Sobota z PlusLigą: PGE Skra Bełchatów - Espadon Szczecin 3:1
PGE Skra Bełchatów pokonała Espadon Szczecin 3:1 (25:16, 25:22, 23:25, 25:21) w meczu dwunastej kolejki PlusLigi. To dziewiąte z rzędu zwycięstwo gospodarzy. Ponadto we własnej hali nie przegrali jeszcze żadnego spotkania w tym sezonie. MVP został wybrany Kacper Piechocki.
- Szczecinianie grają bardzo dobrze z mocnymi przeciwnikami, a z tymi teoretycznie słabszymi idzie im nieco słabiej. Potrafili ZAKSIE urwać punkt, a z drugiej strony przegrali z BBTS-em czy Łuczniczką Bydgoszcz. Na pewno trzeba spodziewać się trudnego meczu, bo udowodnili że potrafią grać w siatkówkę. Przeciwko mocnym zespołom grają bez żadnej presji - mówił przed spotkaniem Szymon Romać, atakujący gospodarzy.
PGE Skra Bełchatów sobotni mecz rozpoczęła bez Mariusza Włazłego. Jego miejsce na parkiecie zajął tak jak we wcześneijszych pojedynkach Szymon Romać. Pierwszego seta od punktowego ataku rozpoczął Milad Ebadipour 1:0. Chwilę później w polu serwisowym ręki nie zwalniał Bartosz Bednorz 6:2. Zespół gości miał spore problemy z przyjęciem jego zagrywki. Po tego gospodarze dołożyli dobrą grę blokiem 10:3 - m.in. Ebadipour i Romać 12:5. Podopieczni Roberto Piazzy w pełni kontrolowali grę i wygrali pewnie 25:16. W ostatniej akcji Michał Ruciak popełnił błąd w ataku.

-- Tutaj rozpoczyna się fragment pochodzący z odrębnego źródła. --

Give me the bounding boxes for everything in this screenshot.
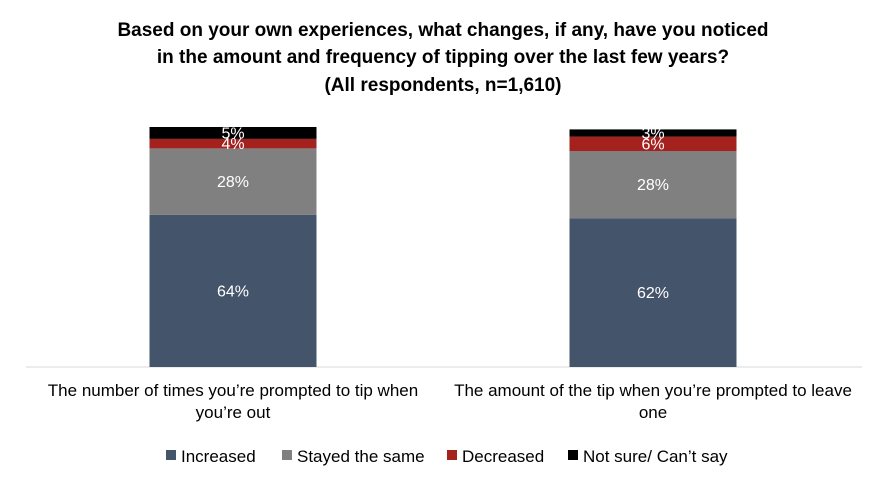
bar-segment	[569, 129, 737, 137]
legend-swatch	[166, 450, 176, 460]
data-label: 28%	[637, 177, 669, 194]
data-label: 64%	[217, 283, 249, 300]
legend-swatch	[568, 450, 578, 460]
bar-segment	[569, 151, 737, 219]
bar-segment	[149, 148, 317, 215]
bar-segment	[149, 138, 317, 149]
chart-title-line: in the amount and frequency of tipping o…	[157, 47, 729, 68]
legend-swatch	[447, 450, 457, 460]
chart-title-line: (All respondents, n=1,610)	[324, 75, 561, 96]
legend-label: Decreased	[462, 447, 544, 466]
legend-label: Not sure/ Can’t say	[583, 447, 728, 466]
x-tick-label: The number of times you’re prompted to t…	[48, 381, 418, 400]
legend-swatch	[282, 450, 292, 460]
bar-segment	[149, 127, 317, 139]
bar-segment	[569, 136, 737, 151]
bar-segment	[149, 214, 317, 367]
chart-title: Based on your own experiences, what chan…	[117, 20, 768, 96]
x-tick-label: you’re out	[196, 403, 271, 422]
category-labels: The number of times you’re prompted to t…	[48, 381, 852, 422]
x-tick-label: one	[639, 403, 667, 422]
legend-label: Stayed the same	[297, 447, 425, 466]
data-label: 5%	[221, 125, 244, 142]
legend: Increased Stayed the same Decreased Not sur…	[166, 447, 728, 466]
chart-title-line: Based on your own experiences, what chan…	[117, 20, 768, 41]
data-label: 3%	[641, 126, 664, 143]
data-label: 4%	[221, 136, 244, 153]
x-tick-label: The amount of the tip when you’re prompt…	[454, 381, 852, 400]
legend-label: Increased	[181, 447, 256, 466]
data-label: 28%	[217, 174, 249, 191]
data-label: 62%	[637, 285, 669, 302]
bar-segment	[569, 218, 737, 367]
bars: 64% 28% 4%5% 62% 28% 6%3%	[149, 125, 737, 367]
data-label: 6%	[641, 136, 664, 153]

Początek drugiej partii był bardziej wyrównany. Widać było, że zawodnicy Espadonu uspokoili nieco swoją grę 3:4. Jednak chwilę później wicemistrzowie Polski zdołali odskoczyć na pięć oczek 8:3. W ataku nie do zatrzymania był Ebadipour, Bendorz i Srećko Lisinac. Podopieczni Michał Mieszko Gogola nie złozyli broni. Zaczęli coraz lepiej grać w kontrataku i bloku, dzięki czemu zniwelowali stratę do jednego punktu 10:11. W dalszej części PGE Skra znowu wypracowała przewagę 17:14. Na boisku pojawił się na zmianę Mariusz Wlazły, który pauzował od kilku spotkań. Końcówka tego seta była wyrównana. Szczecinianie zdołali doprowadzić do remisu 20:20. Jednak ostatnie słowo należało do gospdoarzy, którzy w kluczowych momentach zachowali więcej spokoju. Ostatni punkt ze środka zdobył Lisinac 25:22.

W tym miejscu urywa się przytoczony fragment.